Le président sénégalais Bassirou Diomaye Faye a signé, jeudi 4 décembre, un décret réorganisant la primature. Cette décision, présentée comme un moyen de renforcer l’efficacité de l’action gouvernementale, intervient dans un contexte de tensions perceptibles au sommet de l’État, alimentant immédiatement les interprétations politiques.
Le texte vise explicitement à doter le Premier ministre de moyens opérationnels accrus. Il prévoit notamment la création d’un poste de directeur de cabinet adjoint et d’un secrétaire d’État chargé des relations avec les institutions, qui sera également porte-parole du gouvernement. Surtout, une cellule dédiée à la préparation du Conseil des ministres est instituée. Ces mesures techniques ont pour objectif affiché d’améliorer la « performance » de la machine exécutive.
Ce remaniement administratif survient après plusieurs semaines de froid signalé entre le président Faye et son Premier ministre, Ousmane Sonko. Les deux hommes, alliés au sein de la coalition « Diomaye Président », semblent traverser une phase de réajustement de leur tandem. Des divergences, notamment sur la direction de cette coalition, avaient éclaté au grand jour un mois plus tôt, laissant planer le doute sur la solidité de leur gouvernance commune.
Les perspectives immédiates de cette réorganisation sont doubles.
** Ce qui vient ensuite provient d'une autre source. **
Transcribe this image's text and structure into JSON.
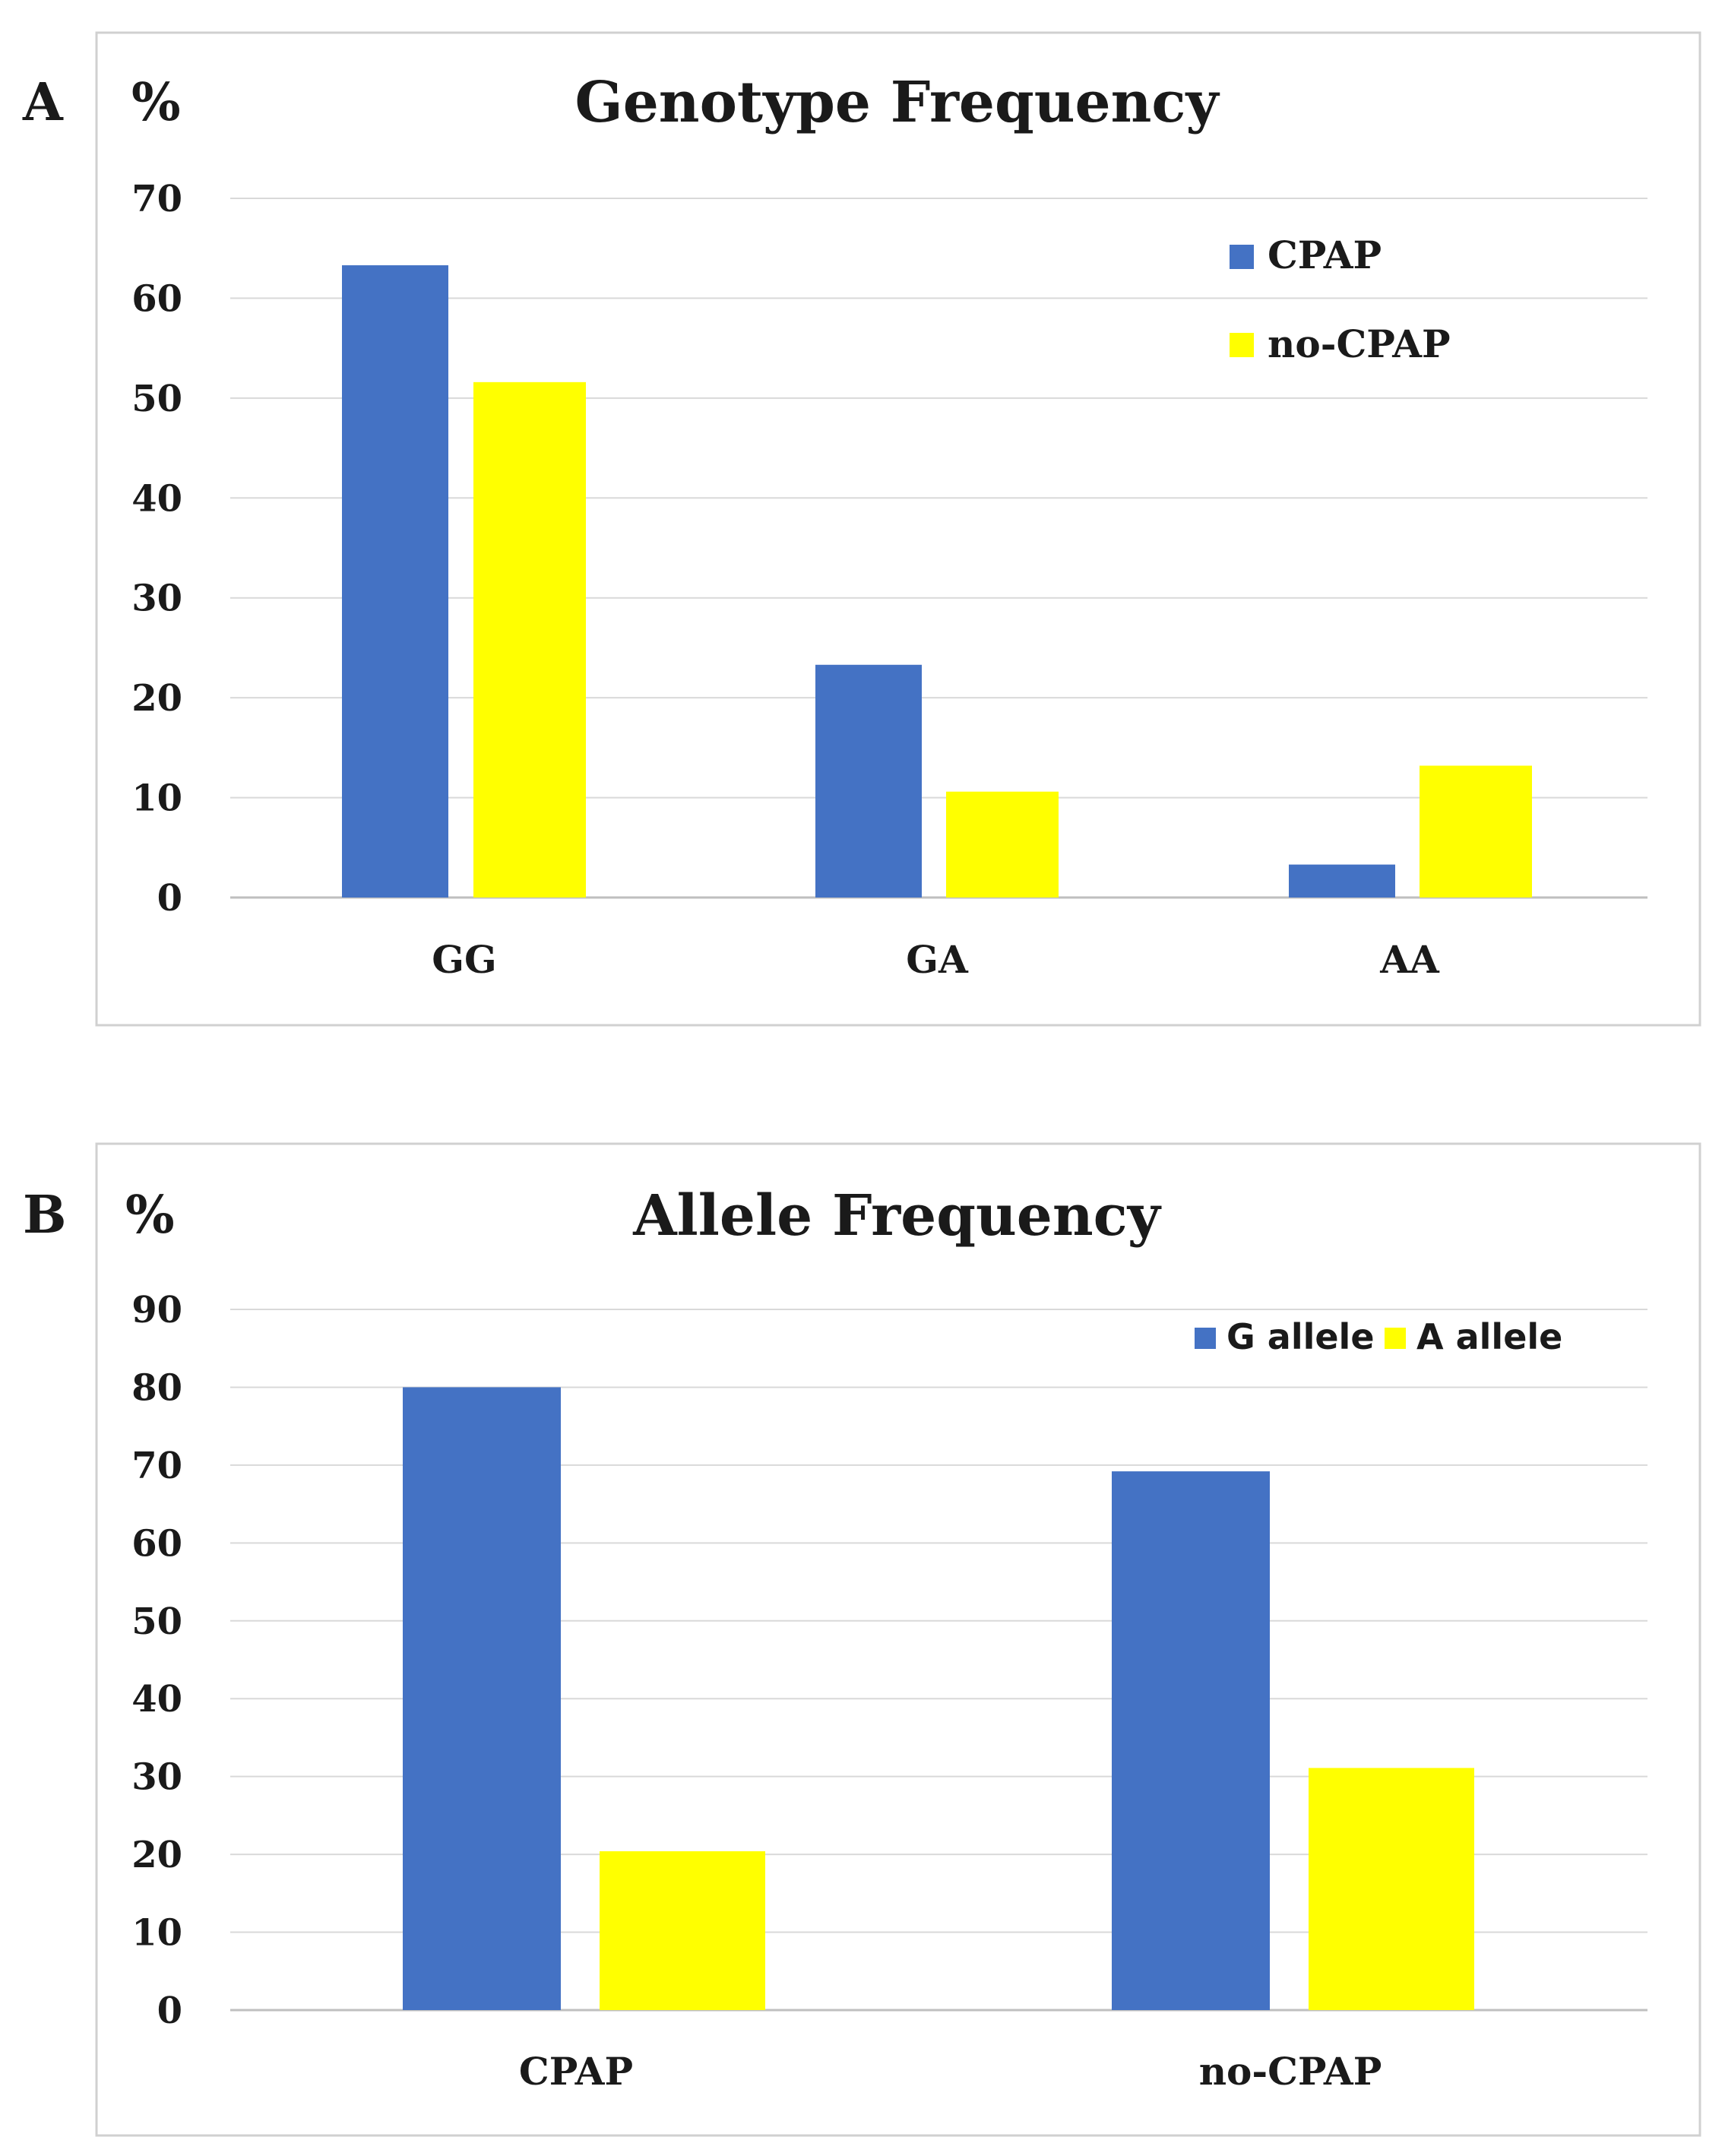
{
  "panels": [
    {
      "panel_label": "A",
      "unit_label": "%",
      "legend": [
        {
          "name": "CPAP",
          "color": "#4472C4"
        },
        {
          "name": "no-CPAP",
          "color": "#FFFF00"
        }
      ]
    },
    {
      "panel_label": "B",
      "unit_label": "%",
      "legend": [
        {
          "name": "G allele",
          "color": "#4472C4"
        },
        {
          "name": "A allele",
          "color": "#FFFF00"
        }
      ]
    }
  ],
  "chart_data": [
    {
      "type": "bar",
      "title": "Genotype Frequency",
      "xlabel": "",
      "ylabel": "%",
      "categories": [
        "GG",
        "GA",
        "AA"
      ],
      "series": [
        {
          "name": "CPAP",
          "color": "#4472C4",
          "values": [
            63.3,
            23.3,
            3.3
          ]
        },
        {
          "name": "no-CPAP",
          "color": "#FFFF00",
          "values": [
            51.6,
            10.6,
            13.2
          ]
        }
      ],
      "ylim": [
        0,
        70
      ],
      "yticks": [
        0,
        10,
        20,
        30,
        40,
        50,
        60,
        70
      ],
      "grid": true,
      "legend_position": "top-right"
    },
    {
      "type": "bar",
      "title": "Allele Frequency",
      "xlabel": "",
      "ylabel": "%",
      "categories": [
        "CPAP",
        "no-CPAP"
      ],
      "series": [
        {
          "name": "G allele",
          "color": "#4472C4",
          "values": [
            80,
            69.2
          ]
        },
        {
          "name": "A allele",
          "color": "#FFFF00",
          "values": [
            20.4,
            31.1
          ]
        }
      ],
      "ylim": [
        0,
        90
      ],
      "yticks": [
        0,
        10,
        20,
        30,
        40,
        50,
        60,
        70,
        80,
        90
      ],
      "grid": true,
      "legend_position": "top-right"
    }
  ]
}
D’une part, elle pourrait contribuer à décrisper la situation en clarifiant les circuits et en permettant une coordination plus fluide. D’autre part, elle risque d’être instrumentalisée dans le jeu des perceptions politiques. L’efficacité réelle de ces nouvelles structures dépendra de la volonté de coopération des deux chefs de l’exécutif, au-delà des ajustements organigrammiques.
Dans l’opinion publique et sur les réseaux sociaux, nombreux sont ceux qui y voient une consolidation du pouvoir d’Ousmane Sonko. Certains militants du Pastef, le parti de Sonko, interprètent même le décret comme une victoire de leur leader dans un rapport de force avec le président. Cette lecture confère à une mesure administrative une forte charge symbolique, reflétant les attentes et les tensions qui entourent ce duo.
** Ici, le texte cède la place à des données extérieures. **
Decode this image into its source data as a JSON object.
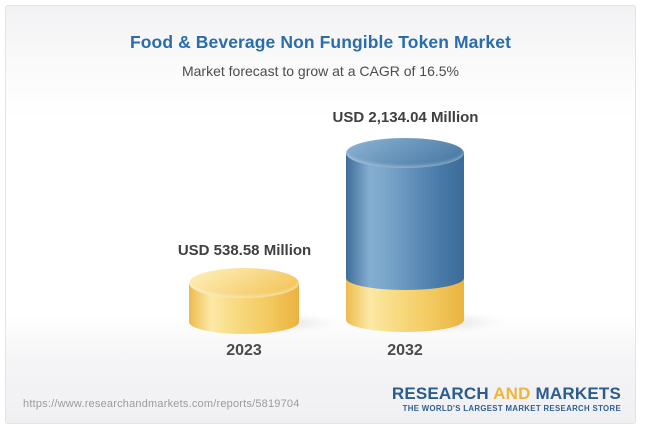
{
  "header": {
    "title": "Food & Beverage Non Fungible Token Market",
    "subtitle": "Market forecast to grow at a CAGR of 16.5%"
  },
  "chart_data": {
    "type": "bar",
    "variant": "3d-cylinder",
    "categories": [
      "2023",
      "2032"
    ],
    "values": [
      538.58,
      2134.04
    ],
    "value_labels": [
      "USD 538.58 Million",
      "USD 2,134.04 Million"
    ],
    "unit": "USD Million",
    "cagr_pct": 16.5,
    "title": "Food & Beverage Non Fungible Token Market",
    "xlabel": "",
    "ylabel": "",
    "legend": "none",
    "axes_shown": false,
    "notes": "2032 cylinder shows a yellow base segment equal to the 2023 value with blue growth portion above",
    "colors": {
      "bar_2023": "#f3cb62",
      "bar_2032_growth": "#5d8cb7",
      "bar_2032_base": "#f3cb62"
    }
  },
  "footer": {
    "url": "https://www.researchandmarkets.com/reports/5819704",
    "logo": {
      "research": "RESEARCH",
      "and": "AND",
      "markets": "MARKETS",
      "tagline": "THE WORLD'S LARGEST MARKET RESEARCH STORE"
    }
  },
  "theme": {
    "title_color": "#2b6cab",
    "subtitle_color": "#4c4c4c",
    "label_color": "#3f3f3f",
    "logo_blue": "#2b5c8e",
    "logo_gold": "#f0b63c",
    "card_top_gray": "#f2f2f4",
    "card_bottom_gray": "#f0f0f3"
  }
}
Cependant, des analystes et universitaires tempèrent cette vision. Pour plusieurs sources académiques, ce décret ne modifie en rien l’équilibre constitutionnel des pouvoirs. « Il s’agit d’une réorganisation administrative, une simple question de moyens », souligne l’un d’eux. Un chercheur en sciences politiques estime que le président montre ainsi sa volonté de poursuivre la collaboration, mais précise : « Il n’a pas lâché un iota de ses prérogatives constitutionnelles. » Le décret apparaît donc davantage comme un outil de gestion de crise interne que comme un transfert d’autorité.
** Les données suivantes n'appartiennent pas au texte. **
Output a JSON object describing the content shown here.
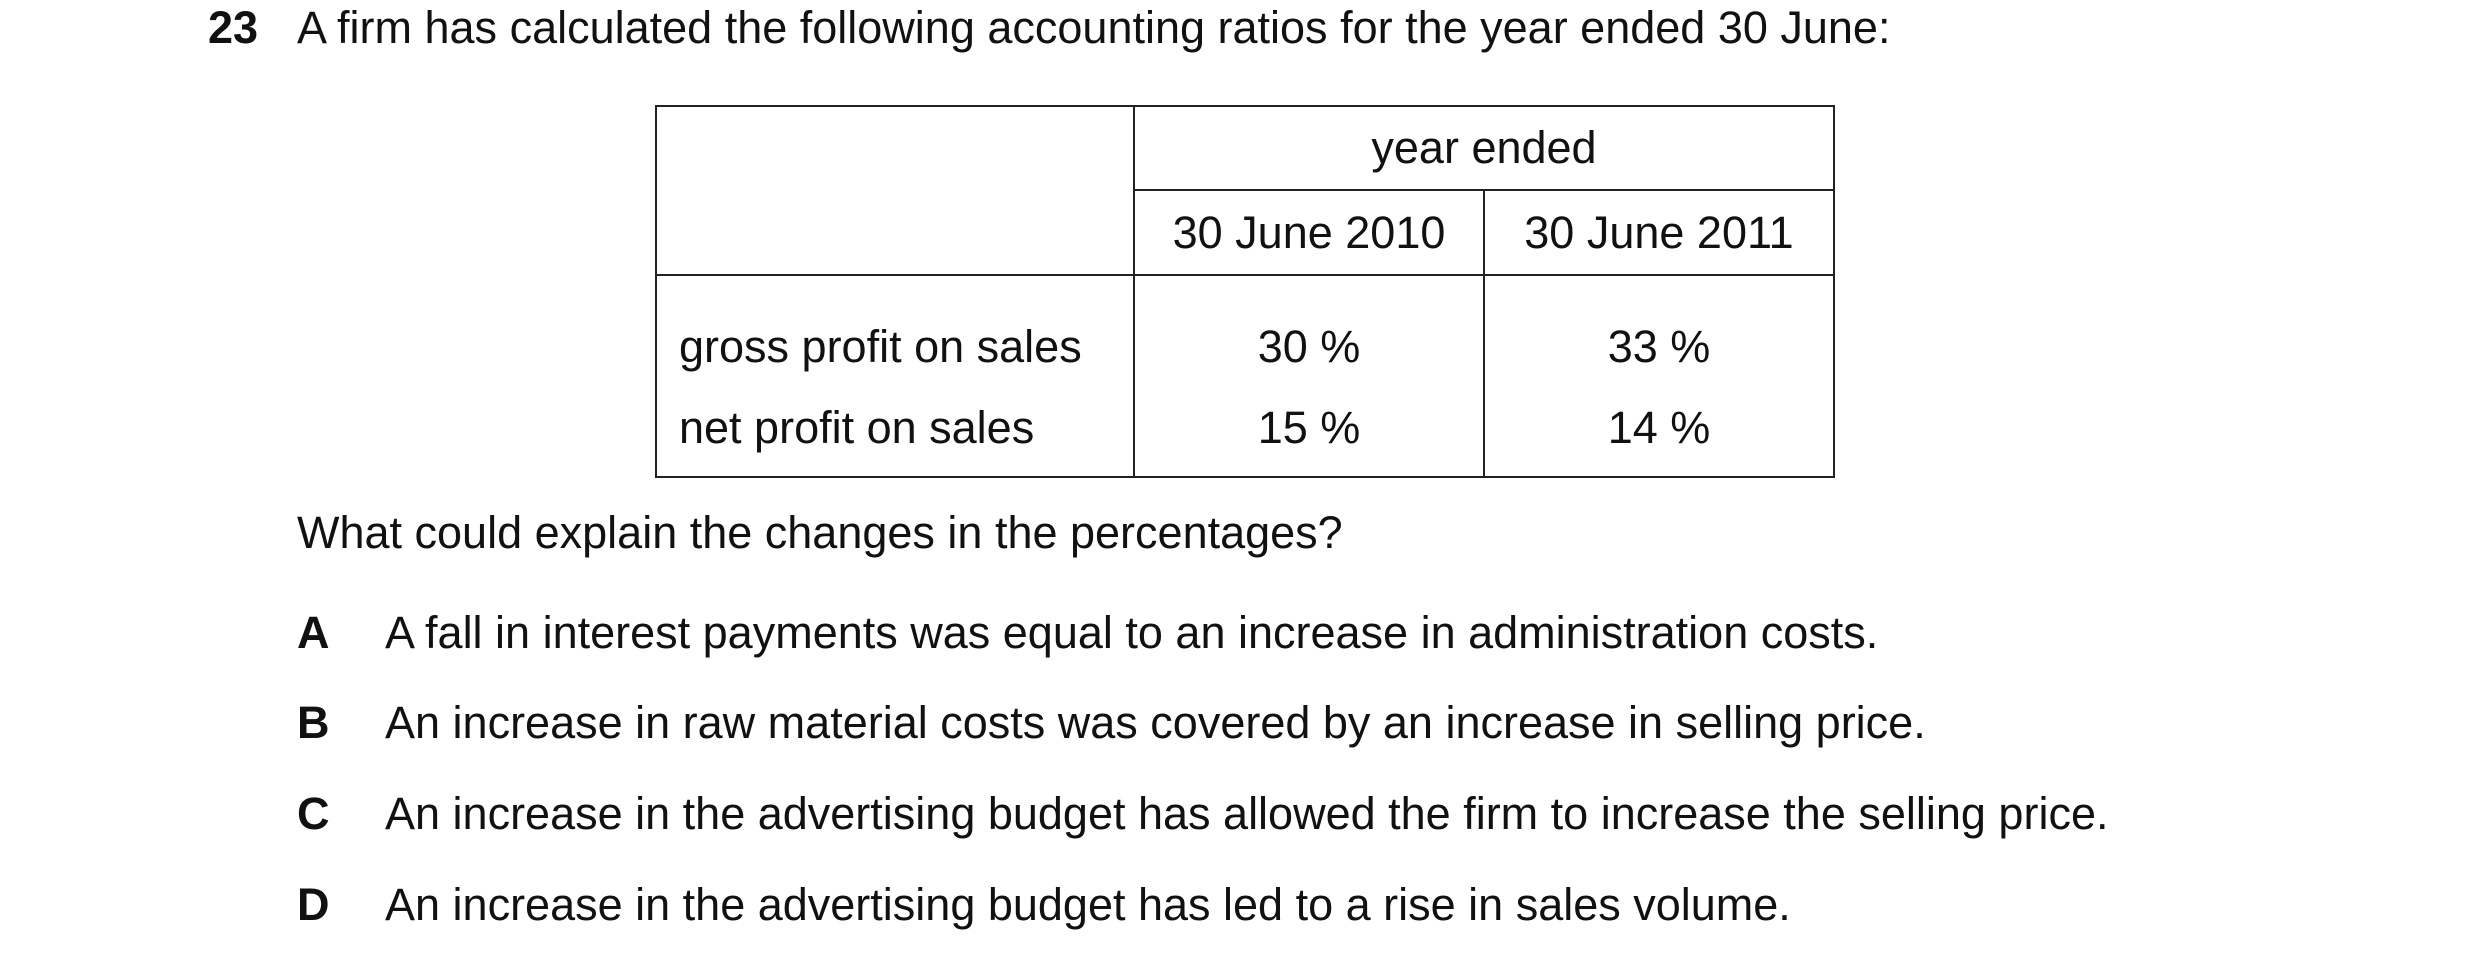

Au final, la portée de ce texte se révélera à l’usage. Si ses effets concrets sur l’efficacité gouvernementale restent à démontrer, sa signature a au moins le mérite de tenter une réponse institutionnelle à une crise de fonctionnement. Il constitue un test de la capacité du président et du Premier ministre à transcender leurs différends pour gouverner, l’architecture du pouvoir demeurant, quant à elle, inchangée dans ses fondements.